Case of the Month: Change in Bowel Habits
By Phoenix D. Bell, MD, MS, Larissa Temple, MD, and Aaron R. Huber, DO
A 75-year-old male with a history of aortic stenosis, hypertension, atrial fibrillation, chronic kidney disease, collagenous colitis, and celiac disease presented with a two-week history of watery diarrhea and several episodes of fecal incontinence.
Given the history of collagenous colitis and recent worsening of diarrhea, the patient underwent a colonoscopy that demonstrated a large polyp involving the hepatic flexure, which involved multiple folds and approximately 50% of the circumference of the large intestine. Biopsies of the polyp revealed a tubular adenoma; however, it was not endoscopically resectable and a right hemicolectomy was performed.

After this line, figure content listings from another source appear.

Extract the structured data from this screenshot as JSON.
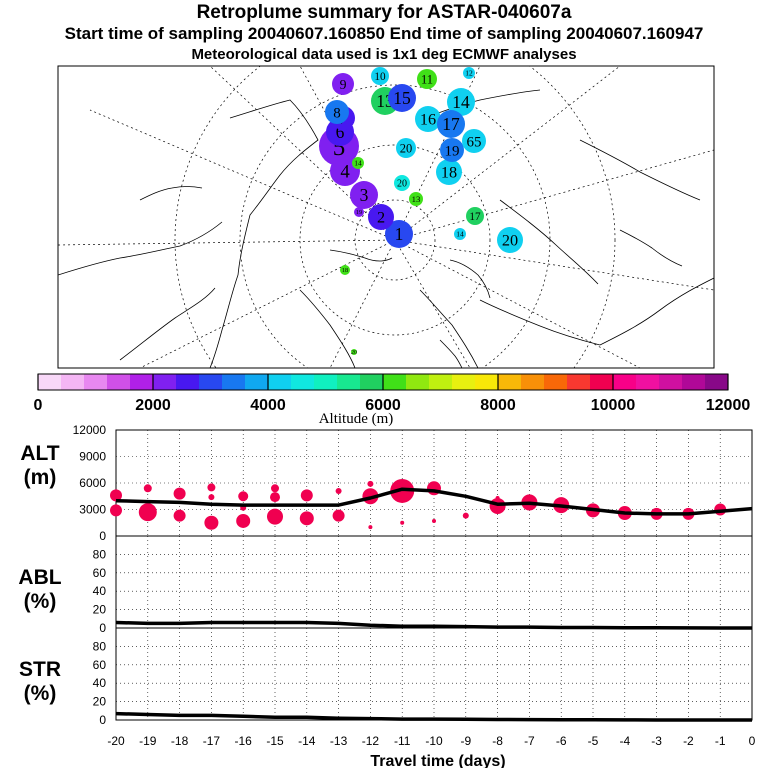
{
  "header": {
    "title": "Retroplume summary for ASTAR-040607a",
    "sampling": "Start time of sampling 20040607.160850     End time of sampling 20040607.160947",
    "met": "Meteorological data used is 1x1 deg ECMWF analyses"
  },
  "colorbar": {
    "label": "Altitude (m)",
    "ticks": [
      "0",
      "2000",
      "4000",
      "6000",
      "8000",
      "10000",
      "12000"
    ],
    "colors": [
      "#f8d8f8",
      "#f4b6f4",
      "#e888f0",
      "#d050e8",
      "#b020e8",
      "#8020f0",
      "#4818f0",
      "#2848f0",
      "#1878f0",
      "#10a8f0",
      "#10d0f0",
      "#10e8e0",
      "#10f0c0",
      "#18e890",
      "#20d060",
      "#40e018",
      "#90e810",
      "#c0f010",
      "#e8f010",
      "#f8e808",
      "#f8b808",
      "#f89008",
      "#f86808",
      "#f83830",
      "#f00050",
      "#f80088",
      "#f010a0",
      "#d010a0",
      "#b00898",
      "#880888"
    ]
  },
  "map": {
    "clusters": [
      {
        "label": "1",
        "color": "#2848f0"
      },
      {
        "label": "2",
        "color": "#4818f0"
      },
      {
        "label": "3",
        "color": "#8020f0"
      },
      {
        "label": "4",
        "color": "#8020f0"
      },
      {
        "label": "5",
        "color": "#8020f0"
      },
      {
        "label": "6",
        "color": "#4818f0"
      },
      {
        "label": "7",
        "color": "#4818f0"
      },
      {
        "label": "8",
        "color": "#1878f0"
      },
      {
        "label": "9",
        "color": "#8020f0"
      },
      {
        "label": "10",
        "color": "#10d0f0"
      },
      {
        "label": "11",
        "color": "#40e018"
      },
      {
        "label": "12",
        "color": "#10d0f0"
      },
      {
        "label": "13",
        "color": "#20d060"
      },
      {
        "label": "14",
        "color": "#10d0f0"
      },
      {
        "label": "15",
        "color": "#2848f0"
      },
      {
        "label": "16",
        "color": "#10d0f0"
      },
      {
        "label": "17",
        "color": "#1878f0"
      },
      {
        "label": "18",
        "color": "#10d0f0"
      },
      {
        "label": "19",
        "color": "#1878f0"
      },
      {
        "label": "20",
        "color": "#10d0f0"
      },
      {
        "label": "65",
        "color": "#10d0f0"
      },
      {
        "label": "17",
        "color": "#20d060"
      },
      {
        "label": "20",
        "color": "#10d0f0"
      },
      {
        "label": "14",
        "color": "#10d0f0"
      },
      {
        "label": "13",
        "color": "#40e018"
      },
      {
        "label": "20",
        "color": "#10e8e0"
      },
      {
        "label": "19",
        "color": "#8020f0"
      },
      {
        "label": "14",
        "color": "#40e018"
      },
      {
        "label": "18",
        "color": "#40e018"
      },
      {
        "label": "20",
        "color": "#40e018"
      }
    ]
  },
  "chart_data": [
    {
      "type": "scatter",
      "panel": "altitude",
      "ylabel": "ALT\n(m)",
      "ylabel_lines": [
        "ALT",
        "(m)"
      ],
      "xlim": [
        -20,
        0
      ],
      "ylim": [
        0,
        12000
      ],
      "yticks": [
        "0",
        "3000",
        "6000",
        "9000",
        "12000"
      ],
      "marker_color": "#f00050",
      "mean_line": {
        "x": [
          -20,
          -19,
          -18,
          -17,
          -16,
          -15,
          -14,
          -13,
          -12,
          -11,
          -10,
          -9,
          -8,
          -7,
          -6,
          -5,
          -4,
          -3,
          -2,
          -1,
          0
        ],
        "y": [
          4000,
          3900,
          3800,
          3600,
          3500,
          3500,
          3500,
          3500,
          4300,
          5300,
          5100,
          4500,
          3600,
          3700,
          3400,
          3000,
          2600,
          2500,
          2500,
          2800,
          3100
        ]
      },
      "markers": [
        {
          "x": -20,
          "y": 4600,
          "size": 6
        },
        {
          "x": -20,
          "y": 2900,
          "size": 6
        },
        {
          "x": -19,
          "y": 5400,
          "size": 4
        },
        {
          "x": -19,
          "y": 2700,
          "size": 9
        },
        {
          "x": -18,
          "y": 4800,
          "size": 6
        },
        {
          "x": -18,
          "y": 2300,
          "size": 6
        },
        {
          "x": -17,
          "y": 5500,
          "size": 4
        },
        {
          "x": -17,
          "y": 4400,
          "size": 3
        },
        {
          "x": -17,
          "y": 1500,
          "size": 7
        },
        {
          "x": -16,
          "y": 4500,
          "size": 5
        },
        {
          "x": -16,
          "y": 3200,
          "size": 3
        },
        {
          "x": -16,
          "y": 1700,
          "size": 7
        },
        {
          "x": -15,
          "y": 5400,
          "size": 4
        },
        {
          "x": -15,
          "y": 4400,
          "size": 5
        },
        {
          "x": -15,
          "y": 2200,
          "size": 8
        },
        {
          "x": -14,
          "y": 4600,
          "size": 6
        },
        {
          "x": -14,
          "y": 2000,
          "size": 7
        },
        {
          "x": -13,
          "y": 5100,
          "size": 3
        },
        {
          "x": -13,
          "y": 2300,
          "size": 6
        },
        {
          "x": -12,
          "y": 5900,
          "size": 3
        },
        {
          "x": -12,
          "y": 4500,
          "size": 8
        },
        {
          "x": -12,
          "y": 1000,
          "size": 2
        },
        {
          "x": -11,
          "y": 5100,
          "size": 12
        },
        {
          "x": -11,
          "y": 1500,
          "size": 2
        },
        {
          "x": -10,
          "y": 5400,
          "size": 7
        },
        {
          "x": -10,
          "y": 1700,
          "size": 2
        },
        {
          "x": -9,
          "y": 2300,
          "size": 3
        },
        {
          "x": -8,
          "y": 3400,
          "size": 8
        },
        {
          "x": -8,
          "y": 4300,
          "size": 2
        },
        {
          "x": -7,
          "y": 3800,
          "size": 8
        },
        {
          "x": -6,
          "y": 3500,
          "size": 8
        },
        {
          "x": -5,
          "y": 2900,
          "size": 7
        },
        {
          "x": -4,
          "y": 2600,
          "size": 7
        },
        {
          "x": -3,
          "y": 2500,
          "size": 6
        },
        {
          "x": -2,
          "y": 2500,
          "size": 6
        },
        {
          "x": -1,
          "y": 3000,
          "size": 6
        }
      ]
    },
    {
      "type": "line",
      "panel": "abl",
      "ylabel_lines": [
        "ABL",
        "(%)"
      ],
      "xlim": [
        -20,
        0
      ],
      "ylim": [
        0,
        100
      ],
      "yticks": [
        "0",
        "20",
        "40",
        "60",
        "80"
      ],
      "x": [
        -20,
        -19,
        -18,
        -17,
        -16,
        -15,
        -14,
        -13,
        -12,
        -11,
        -10,
        -9,
        -8,
        -7,
        -6,
        -5,
        -4,
        -3,
        -2,
        -1,
        0
      ],
      "y": [
        6,
        5,
        5,
        6,
        6,
        6,
        6,
        5,
        3,
        2,
        2,
        1.5,
        1,
        1,
        0.5,
        0.5,
        0.3,
        0.2,
        0.1,
        0,
        0
      ]
    },
    {
      "type": "line",
      "panel": "str",
      "ylabel_lines": [
        "STR",
        "(%)"
      ],
      "xlim": [
        -20,
        0
      ],
      "ylim": [
        0,
        100
      ],
      "yticks": [
        "0",
        "20",
        "40",
        "60",
        "80"
      ],
      "x": [
        -20,
        -19,
        -18,
        -17,
        -16,
        -15,
        -14,
        -13,
        -12,
        -11,
        -10,
        -9,
        -8,
        -7,
        -6,
        -5,
        -4,
        -3,
        -2,
        -1,
        0
      ],
      "y": [
        7,
        6,
        5,
        5,
        4,
        3,
        3,
        2,
        1.5,
        1,
        1,
        0.8,
        0.5,
        0.4,
        0.3,
        0.2,
        0.1,
        0,
        0,
        0,
        0
      ],
      "xlabel": "Travel time (days)",
      "xticks": [
        "-20",
        "-19",
        "-18",
        "-17",
        "-16",
        "-15",
        "-14",
        "-13",
        "-12",
        "-11",
        "-10",
        "-9",
        "-8",
        "-7",
        "-6",
        "-5",
        "-4",
        "-3",
        "-2",
        "-1",
        "0"
      ]
    }
  ]
}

Gross examination showed a 4.7 cm pink-brown bosselated, polypoid sessile lesion involving the colonic mucosa (Figure 1). The polyp was entirely submitted and histologic sections revealed a tubular adenoma with no evidence of high-grade dysplasia or invasive carcinoma (Figure 2). Additional sections showed lymphocytic vascular and perivascular inflammation (Figures 3 & 4) with foci of inflammation containing epithelioid histiocytes and giant cells within the submucosa and subserosa (Figures 5 & 6). Elastic stains confirmed that the lymphocytic infiltrate was surrounding veins (Figures 7 & 8). Other microscopic findings included an increase in colonic and small bowel intraepithelial lymphocytes compatible with microscopic enteritis and colitis.